Question

The centripetal force required for a 1000 kg car travelling at 36kmph to take a turn by ${90^ \circ }$ in traveling along an arc of length 628m is
A. 250 N
B. 500 N
C. 1000 N
D. 125 N

Answer 1

Hint: A centripetal force is a force that makes a body follow a curved path. The direction is always orthogonal to the motion of the body and towards the fixed point of the instantaneous centre of curvature of the path. It is basically the force that keeps the body moving around a fixed point.

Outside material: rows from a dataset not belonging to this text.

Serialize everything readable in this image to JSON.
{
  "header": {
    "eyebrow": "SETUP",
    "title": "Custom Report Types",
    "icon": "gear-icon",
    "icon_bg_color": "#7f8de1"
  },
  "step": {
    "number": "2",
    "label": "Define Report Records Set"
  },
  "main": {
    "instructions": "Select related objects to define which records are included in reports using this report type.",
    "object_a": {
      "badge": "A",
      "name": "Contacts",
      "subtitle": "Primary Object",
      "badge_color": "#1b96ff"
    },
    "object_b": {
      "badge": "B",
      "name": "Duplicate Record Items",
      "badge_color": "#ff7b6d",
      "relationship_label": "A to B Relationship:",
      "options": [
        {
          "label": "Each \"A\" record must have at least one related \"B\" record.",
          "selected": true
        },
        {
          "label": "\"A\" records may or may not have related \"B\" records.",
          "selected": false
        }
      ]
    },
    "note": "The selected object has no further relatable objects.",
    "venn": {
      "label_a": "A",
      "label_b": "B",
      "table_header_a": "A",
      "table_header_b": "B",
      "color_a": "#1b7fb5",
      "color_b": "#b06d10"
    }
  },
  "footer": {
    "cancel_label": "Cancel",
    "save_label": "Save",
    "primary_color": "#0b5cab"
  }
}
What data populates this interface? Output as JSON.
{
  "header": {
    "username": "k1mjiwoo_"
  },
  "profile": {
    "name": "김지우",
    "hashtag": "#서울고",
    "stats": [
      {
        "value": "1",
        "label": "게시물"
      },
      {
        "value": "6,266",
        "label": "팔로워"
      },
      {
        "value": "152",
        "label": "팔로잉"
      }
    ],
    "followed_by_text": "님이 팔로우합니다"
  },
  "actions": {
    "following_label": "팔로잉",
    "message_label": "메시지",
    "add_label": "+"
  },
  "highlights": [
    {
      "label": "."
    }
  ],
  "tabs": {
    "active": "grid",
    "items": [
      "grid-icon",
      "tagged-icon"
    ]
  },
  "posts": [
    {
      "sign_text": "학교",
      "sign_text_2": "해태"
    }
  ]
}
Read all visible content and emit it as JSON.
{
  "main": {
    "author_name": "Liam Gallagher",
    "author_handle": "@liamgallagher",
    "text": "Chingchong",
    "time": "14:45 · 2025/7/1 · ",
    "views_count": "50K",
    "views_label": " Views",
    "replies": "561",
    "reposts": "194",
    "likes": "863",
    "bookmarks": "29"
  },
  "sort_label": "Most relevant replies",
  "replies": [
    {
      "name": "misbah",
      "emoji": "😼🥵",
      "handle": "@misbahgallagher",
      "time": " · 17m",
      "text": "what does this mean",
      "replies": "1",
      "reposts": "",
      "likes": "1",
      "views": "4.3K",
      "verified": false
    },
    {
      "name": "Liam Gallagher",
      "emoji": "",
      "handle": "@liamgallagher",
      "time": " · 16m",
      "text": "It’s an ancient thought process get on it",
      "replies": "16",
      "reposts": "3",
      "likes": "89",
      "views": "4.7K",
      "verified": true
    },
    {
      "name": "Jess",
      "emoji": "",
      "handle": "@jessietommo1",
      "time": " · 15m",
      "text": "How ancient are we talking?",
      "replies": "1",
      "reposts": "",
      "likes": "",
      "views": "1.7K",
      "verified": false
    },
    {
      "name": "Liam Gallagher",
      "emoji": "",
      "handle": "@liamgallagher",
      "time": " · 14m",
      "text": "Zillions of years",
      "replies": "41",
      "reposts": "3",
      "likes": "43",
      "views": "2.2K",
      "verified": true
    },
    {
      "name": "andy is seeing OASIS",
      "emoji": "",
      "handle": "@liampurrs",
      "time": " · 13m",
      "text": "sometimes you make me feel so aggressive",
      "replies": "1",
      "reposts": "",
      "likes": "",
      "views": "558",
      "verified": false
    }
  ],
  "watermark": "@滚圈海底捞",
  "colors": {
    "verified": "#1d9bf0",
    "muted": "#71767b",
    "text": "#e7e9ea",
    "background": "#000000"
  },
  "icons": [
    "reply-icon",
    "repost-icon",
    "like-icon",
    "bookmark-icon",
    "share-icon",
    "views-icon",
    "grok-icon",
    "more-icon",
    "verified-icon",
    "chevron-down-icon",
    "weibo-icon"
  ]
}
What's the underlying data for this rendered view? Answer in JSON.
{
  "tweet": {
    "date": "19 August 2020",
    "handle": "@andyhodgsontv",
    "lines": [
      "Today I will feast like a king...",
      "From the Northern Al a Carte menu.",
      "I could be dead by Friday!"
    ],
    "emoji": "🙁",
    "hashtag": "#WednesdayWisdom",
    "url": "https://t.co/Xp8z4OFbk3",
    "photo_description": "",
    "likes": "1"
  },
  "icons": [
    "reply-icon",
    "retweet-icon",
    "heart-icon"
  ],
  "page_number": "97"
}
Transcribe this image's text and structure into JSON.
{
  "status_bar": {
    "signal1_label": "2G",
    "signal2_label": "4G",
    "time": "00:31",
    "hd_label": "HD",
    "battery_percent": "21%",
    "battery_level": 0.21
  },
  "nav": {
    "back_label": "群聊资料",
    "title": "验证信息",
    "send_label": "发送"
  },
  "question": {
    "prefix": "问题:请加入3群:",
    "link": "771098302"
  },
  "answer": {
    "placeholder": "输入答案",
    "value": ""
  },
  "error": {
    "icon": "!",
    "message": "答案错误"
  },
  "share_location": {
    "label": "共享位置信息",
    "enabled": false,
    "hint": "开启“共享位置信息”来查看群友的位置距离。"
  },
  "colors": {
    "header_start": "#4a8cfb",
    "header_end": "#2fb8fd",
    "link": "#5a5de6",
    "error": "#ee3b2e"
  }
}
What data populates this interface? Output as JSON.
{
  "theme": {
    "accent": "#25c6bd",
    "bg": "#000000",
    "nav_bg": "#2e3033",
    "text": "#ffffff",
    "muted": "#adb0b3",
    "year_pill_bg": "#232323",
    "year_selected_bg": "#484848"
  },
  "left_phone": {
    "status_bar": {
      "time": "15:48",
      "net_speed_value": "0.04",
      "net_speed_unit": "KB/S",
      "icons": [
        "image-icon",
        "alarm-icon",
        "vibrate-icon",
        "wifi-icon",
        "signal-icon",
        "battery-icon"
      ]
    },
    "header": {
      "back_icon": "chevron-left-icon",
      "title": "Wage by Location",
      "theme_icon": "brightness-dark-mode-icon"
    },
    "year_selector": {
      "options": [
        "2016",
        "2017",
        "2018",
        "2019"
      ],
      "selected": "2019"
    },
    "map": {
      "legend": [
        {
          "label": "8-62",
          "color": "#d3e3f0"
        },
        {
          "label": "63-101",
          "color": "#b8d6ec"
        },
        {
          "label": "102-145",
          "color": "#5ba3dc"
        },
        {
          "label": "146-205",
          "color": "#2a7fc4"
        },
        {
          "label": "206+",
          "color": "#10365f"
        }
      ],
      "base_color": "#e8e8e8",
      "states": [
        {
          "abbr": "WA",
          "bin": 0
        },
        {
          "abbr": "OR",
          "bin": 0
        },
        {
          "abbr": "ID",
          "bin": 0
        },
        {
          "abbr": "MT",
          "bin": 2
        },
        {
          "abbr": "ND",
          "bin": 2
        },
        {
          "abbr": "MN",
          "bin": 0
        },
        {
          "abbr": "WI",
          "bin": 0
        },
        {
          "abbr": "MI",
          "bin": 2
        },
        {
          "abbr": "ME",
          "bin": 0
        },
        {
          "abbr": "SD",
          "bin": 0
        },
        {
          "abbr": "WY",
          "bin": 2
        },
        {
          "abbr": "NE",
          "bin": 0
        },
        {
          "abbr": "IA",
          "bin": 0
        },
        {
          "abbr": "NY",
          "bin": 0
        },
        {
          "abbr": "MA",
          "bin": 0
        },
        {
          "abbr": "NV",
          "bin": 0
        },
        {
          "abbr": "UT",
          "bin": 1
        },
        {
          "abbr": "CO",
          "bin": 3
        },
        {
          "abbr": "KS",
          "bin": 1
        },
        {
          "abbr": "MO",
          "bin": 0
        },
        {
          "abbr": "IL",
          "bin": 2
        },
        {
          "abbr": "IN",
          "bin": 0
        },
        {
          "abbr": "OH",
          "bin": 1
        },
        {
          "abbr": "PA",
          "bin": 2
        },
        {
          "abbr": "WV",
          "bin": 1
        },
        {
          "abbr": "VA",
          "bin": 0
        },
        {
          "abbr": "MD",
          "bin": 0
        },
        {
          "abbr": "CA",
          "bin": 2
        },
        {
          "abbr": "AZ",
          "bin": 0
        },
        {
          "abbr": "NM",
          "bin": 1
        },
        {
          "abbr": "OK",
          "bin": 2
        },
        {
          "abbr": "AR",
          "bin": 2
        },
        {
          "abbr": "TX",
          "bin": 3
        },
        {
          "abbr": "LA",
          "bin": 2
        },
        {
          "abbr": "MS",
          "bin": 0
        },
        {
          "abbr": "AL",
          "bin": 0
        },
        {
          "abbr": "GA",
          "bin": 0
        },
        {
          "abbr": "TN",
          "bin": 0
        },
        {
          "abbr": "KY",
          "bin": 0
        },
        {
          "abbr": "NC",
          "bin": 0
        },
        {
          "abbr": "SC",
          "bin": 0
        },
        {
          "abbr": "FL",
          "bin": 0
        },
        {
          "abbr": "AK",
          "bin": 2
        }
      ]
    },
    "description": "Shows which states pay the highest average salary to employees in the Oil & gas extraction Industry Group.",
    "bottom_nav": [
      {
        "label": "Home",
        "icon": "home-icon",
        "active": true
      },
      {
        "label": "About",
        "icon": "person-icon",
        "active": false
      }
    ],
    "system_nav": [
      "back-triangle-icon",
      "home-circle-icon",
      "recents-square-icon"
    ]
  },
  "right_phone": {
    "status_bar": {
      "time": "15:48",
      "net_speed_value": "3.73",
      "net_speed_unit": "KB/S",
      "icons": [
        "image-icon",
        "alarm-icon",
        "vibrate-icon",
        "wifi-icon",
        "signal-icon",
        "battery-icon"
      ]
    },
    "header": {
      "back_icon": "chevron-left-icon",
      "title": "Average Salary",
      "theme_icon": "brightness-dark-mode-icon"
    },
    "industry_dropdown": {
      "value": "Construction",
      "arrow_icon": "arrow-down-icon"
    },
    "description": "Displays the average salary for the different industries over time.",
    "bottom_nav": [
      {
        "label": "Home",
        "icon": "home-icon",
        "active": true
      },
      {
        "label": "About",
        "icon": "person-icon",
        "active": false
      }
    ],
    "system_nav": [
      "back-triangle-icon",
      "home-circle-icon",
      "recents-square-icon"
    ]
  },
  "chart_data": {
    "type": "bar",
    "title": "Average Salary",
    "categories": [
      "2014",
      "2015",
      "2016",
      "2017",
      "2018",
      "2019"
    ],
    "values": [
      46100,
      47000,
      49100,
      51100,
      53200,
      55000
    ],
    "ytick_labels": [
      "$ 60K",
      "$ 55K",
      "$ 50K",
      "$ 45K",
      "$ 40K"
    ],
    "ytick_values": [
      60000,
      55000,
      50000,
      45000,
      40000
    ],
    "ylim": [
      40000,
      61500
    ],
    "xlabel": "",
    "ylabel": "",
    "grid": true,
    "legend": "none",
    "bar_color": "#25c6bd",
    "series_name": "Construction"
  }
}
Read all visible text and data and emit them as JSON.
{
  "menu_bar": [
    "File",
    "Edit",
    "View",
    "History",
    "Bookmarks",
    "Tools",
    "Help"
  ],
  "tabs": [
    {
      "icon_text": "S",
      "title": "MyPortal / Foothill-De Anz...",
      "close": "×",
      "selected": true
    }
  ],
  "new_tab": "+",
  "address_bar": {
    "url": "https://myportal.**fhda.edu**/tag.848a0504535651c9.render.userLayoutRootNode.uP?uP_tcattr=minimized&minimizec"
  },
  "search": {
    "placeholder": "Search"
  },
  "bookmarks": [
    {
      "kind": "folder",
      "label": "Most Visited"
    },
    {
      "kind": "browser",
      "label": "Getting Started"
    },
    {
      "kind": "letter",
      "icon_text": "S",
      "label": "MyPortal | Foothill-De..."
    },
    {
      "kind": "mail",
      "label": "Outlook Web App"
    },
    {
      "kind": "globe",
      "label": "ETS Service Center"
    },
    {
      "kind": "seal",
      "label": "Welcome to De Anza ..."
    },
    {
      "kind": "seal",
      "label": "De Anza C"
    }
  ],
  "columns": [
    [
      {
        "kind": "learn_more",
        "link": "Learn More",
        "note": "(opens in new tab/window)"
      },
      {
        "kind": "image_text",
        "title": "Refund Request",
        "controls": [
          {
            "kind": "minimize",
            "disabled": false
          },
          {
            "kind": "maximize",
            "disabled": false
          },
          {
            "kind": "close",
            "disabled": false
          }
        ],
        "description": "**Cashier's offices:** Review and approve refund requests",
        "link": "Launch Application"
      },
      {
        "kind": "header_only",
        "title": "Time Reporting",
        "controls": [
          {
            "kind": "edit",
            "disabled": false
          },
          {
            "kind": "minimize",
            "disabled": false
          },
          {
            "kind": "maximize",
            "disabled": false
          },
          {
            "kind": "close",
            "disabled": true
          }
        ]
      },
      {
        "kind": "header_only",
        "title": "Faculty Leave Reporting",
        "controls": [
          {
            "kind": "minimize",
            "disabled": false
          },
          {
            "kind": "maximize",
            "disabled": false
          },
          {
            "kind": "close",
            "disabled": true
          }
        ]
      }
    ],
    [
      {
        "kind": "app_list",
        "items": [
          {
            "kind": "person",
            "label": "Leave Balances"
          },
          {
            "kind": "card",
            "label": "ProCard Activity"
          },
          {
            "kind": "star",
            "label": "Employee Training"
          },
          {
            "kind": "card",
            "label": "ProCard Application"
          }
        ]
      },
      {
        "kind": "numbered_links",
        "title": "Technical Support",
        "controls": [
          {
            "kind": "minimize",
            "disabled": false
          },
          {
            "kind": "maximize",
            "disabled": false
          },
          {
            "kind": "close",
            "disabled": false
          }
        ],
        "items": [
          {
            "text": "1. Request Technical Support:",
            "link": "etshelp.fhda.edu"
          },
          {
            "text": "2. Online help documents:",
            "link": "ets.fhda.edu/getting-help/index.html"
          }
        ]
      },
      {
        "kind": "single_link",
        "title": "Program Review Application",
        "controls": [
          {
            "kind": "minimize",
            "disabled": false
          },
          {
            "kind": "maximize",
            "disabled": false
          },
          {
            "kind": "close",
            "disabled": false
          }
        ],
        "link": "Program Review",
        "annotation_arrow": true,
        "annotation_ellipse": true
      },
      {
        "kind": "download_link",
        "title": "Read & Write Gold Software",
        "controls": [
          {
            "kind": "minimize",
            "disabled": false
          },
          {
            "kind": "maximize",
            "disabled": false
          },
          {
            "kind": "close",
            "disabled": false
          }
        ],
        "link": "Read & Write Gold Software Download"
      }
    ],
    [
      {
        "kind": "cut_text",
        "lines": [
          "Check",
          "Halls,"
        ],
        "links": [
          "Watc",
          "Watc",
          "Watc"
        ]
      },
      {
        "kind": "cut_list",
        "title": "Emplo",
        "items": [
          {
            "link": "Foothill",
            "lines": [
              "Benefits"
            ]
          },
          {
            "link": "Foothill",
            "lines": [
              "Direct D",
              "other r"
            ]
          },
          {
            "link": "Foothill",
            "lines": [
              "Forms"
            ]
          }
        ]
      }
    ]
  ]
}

Complete step-by-step answer:
In non-ideal cases, the circular motion of a body will not have constant angular velocity but it will slow down or pick up pace regularly. The total acceleration of a body moving in a circular motion is the resultant of two types of accelerations, namely Centripetal and Tangential acceleration.
$\overrightarrow a = {\overrightarrow a _c} + {\overrightarrow a _t}$
Let us consider a non-uniform circular motion as shown:

In a non-uniform circular motion, the body not only changes its angular velocity per unit time but also, the direction of the velocity vector. Since the velocity vector, which is a tangent to the direction of motion of the body, keeps changing every second, we get an additional component of acceleration. This component of acceleration is called Tangential acceleration.
Tangential acceleration, $\left| {{a_t}} \right| = r\alpha $
$\alpha $is called the angular acceleration, which means the change in angular velocity in radians per second.
$\alpha = \dfrac{\omega }{t}$
There is one more component of acceleration, for the actual change in the velocity per unit time and is directed towards the center of the circle. This is called Centripetal acceleration. This is also called Radial acceleration.
Centripetal acceleration ,$\left| {{a_c}} \right| = \dfrac{{{v^2}}}{r}$
The force associated with its centripetal acceleration is called centripetal force. It is equal to the mass times the centripetal acceleration.
${F_c} = m{a_c} = \dfrac{{m{v^2}}}{r}$
In the problem, given –
Mass, m = 1000 kg
Velocity, v = 36 kmph = $36 \times \dfrac{5}{{18}} = 10m{s^{ - 1}}$
Arc length, $l = 628m$
Arc length, $l = r\theta $
Given $\theta = {90^ \circ } = \dfrac{\pi }{2}rad$
Substituting, we get the radius of the turn, $r = \dfrac{l}{\theta } = \dfrac{{628 \times 2}}{{3.14}} = 400m$
Substituting in the equation for force, we get –
$
  {F_c} = \dfrac{{m{v^2}}}{r} \\
  {F_c} = \dfrac{{1000 \times {{10}^2}}}{{400}} = 250N \\
 $

Therefore, the correct option is Option A.

Note: In this problem, for the calculation of the radius, we used the Arc Length Formula.
Arc length formula is used to calculate the measure of the distance along the curved line making up an arc. The arc makes an angle known as $\theta $ at the centre of curvature in radians.
So, the arc length, $s = r\theta $ where r is called the radius of curvature.
It is important that the angle remains in radians and not in degrees.